97 reviews1 follower
June 16, 2023
I got this book because, while reading the 1619 Project, it was referenced in one of the essays. While overall the book was not exactly what I was expecting, it was a quite a revealing account of early American history while focusing on Virginia, Slavery in Virginia and the War of 1812 and the British liberating enslaved people's. I learned a lot of things I didn't know, acquired better understanding of things I thought I knew about World history, American history and the irrational relationships between races, masters and the people who they enslaved, politicians of the Northern and the Southern states. Glad I picked it up.

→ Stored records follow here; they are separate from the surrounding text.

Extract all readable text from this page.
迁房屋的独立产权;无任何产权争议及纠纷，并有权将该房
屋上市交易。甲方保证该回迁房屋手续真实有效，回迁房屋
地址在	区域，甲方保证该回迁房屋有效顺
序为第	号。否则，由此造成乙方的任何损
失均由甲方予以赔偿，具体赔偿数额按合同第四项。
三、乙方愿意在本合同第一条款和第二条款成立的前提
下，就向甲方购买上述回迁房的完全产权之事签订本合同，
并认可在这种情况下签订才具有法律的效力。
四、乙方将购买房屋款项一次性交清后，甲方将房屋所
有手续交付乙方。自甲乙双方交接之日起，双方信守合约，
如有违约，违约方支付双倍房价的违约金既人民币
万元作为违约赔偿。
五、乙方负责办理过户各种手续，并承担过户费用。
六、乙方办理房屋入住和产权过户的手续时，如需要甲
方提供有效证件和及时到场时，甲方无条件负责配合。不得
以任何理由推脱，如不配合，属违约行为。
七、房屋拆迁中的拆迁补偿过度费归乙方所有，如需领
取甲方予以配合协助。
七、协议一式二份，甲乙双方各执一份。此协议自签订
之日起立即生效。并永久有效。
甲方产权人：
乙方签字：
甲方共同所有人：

Not an easy read, the author restates facts often , but overall enlightening.
Profile Image for Kristine Wade.
209 reviews
July 25, 2021
A book of history not a history book is how I would describe this book by UVA professor of history, Alan Taylor. For a lover of the pre and post revolutionary period in Virginia, this book provided me with new information. I'm a proud American and Virginian but I found myself almost cheering (ok, not almost) for the British. I can say any means enslaved people found their way to freedom. I hope more books like this will be written. I love the tails of George Washington and Thomas Jefferson but in the end they were slave owners. I want more stories about these heros who's bravery has gone unmentioned.